The tipping point, of course is the scale of production that you need to project sonically, not just visually, to that many cars increases the overhead exponentially. And it’s very, very hard to do the math. It’s complicated from my making money standpoint. But I also think the conversation has to be had about ‘what do you mean making money? What kind of money are we talking about?’ Because I think that has to get realistic too with where we are in the next handful of months. It may be just a sliver of what we’re all used to, but that’s better than nothing. And if that’s the way we continue to play and keep being there for the audience, we have to figure out a way to do it.

So it sounds like this was possibly the first of more dates.

We haven’t any more planned right now. We’re in the midst of talking about how and where and when and all the rest of it. I think there’s even potential other modes that haven’t been explored yet. I’m interested in all of it right now.

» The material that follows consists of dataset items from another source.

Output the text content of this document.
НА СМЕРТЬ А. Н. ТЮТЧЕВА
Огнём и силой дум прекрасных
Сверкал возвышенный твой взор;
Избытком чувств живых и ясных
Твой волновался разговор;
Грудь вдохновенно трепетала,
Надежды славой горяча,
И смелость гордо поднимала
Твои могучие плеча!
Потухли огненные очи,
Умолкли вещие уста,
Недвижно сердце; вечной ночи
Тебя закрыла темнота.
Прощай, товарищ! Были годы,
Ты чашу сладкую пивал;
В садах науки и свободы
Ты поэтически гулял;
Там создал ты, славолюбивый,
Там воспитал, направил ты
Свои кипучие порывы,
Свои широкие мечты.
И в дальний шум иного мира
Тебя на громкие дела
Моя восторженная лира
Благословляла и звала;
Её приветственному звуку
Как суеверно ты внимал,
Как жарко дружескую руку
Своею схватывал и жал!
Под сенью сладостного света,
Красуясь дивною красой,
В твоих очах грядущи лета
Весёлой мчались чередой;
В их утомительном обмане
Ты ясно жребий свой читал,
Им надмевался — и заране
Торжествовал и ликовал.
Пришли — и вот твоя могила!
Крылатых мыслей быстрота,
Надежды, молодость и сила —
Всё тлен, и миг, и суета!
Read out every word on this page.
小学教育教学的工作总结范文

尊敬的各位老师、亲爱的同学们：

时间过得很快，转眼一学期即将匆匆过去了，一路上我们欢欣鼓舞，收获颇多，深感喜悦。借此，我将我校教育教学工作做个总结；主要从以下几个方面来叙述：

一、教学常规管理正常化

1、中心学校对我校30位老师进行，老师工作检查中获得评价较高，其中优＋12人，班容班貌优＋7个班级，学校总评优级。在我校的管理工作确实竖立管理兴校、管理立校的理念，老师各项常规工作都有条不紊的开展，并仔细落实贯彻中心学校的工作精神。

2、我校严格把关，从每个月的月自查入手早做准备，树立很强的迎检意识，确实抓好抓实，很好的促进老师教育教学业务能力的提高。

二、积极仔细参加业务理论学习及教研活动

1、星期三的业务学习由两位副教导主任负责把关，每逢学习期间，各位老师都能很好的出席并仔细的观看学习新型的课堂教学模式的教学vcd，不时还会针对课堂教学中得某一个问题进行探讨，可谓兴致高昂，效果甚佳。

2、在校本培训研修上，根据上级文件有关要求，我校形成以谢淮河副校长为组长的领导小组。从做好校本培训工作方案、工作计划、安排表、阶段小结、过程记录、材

I tell you one thing, this has brought out an extraordinary creativity in a lot of people of how to do things, how to rethink the way we approach so much of what we do. A lot of us have gotten crazy creative in the last few months. Necessity is the mother of invention.

You had a keyboard player and your track guy with you on stage last week. Going forward is there a way to have your whole band?

Yeah, obviously not the full magnitude of production because it’s one thing to do it at one venue for a one-on-one situation or even to do multiple nights at one venue, but to start moving it around everywhere, nothing’s impossible, but it’s a whole different thing. I could equally have done it with my bass player and my drummer and done it as a raw three piece. That’s potential. I can do a solo. I could easily play an hour and a half or more solo. I’ve got a lot of ways to do it. I love the idea of track situation because it gives this big massive full sound out front with two guys on stage. It’s not only the guys on stage, it’s the crew it takes to set all the extra guys’ stuff up too. Keeping it lean and mean and to a minimum, I think it’s the way to move it around the country.

You may be going on tour again sooner than you thought.

We’re going to figure it out. I’m not going to stay home!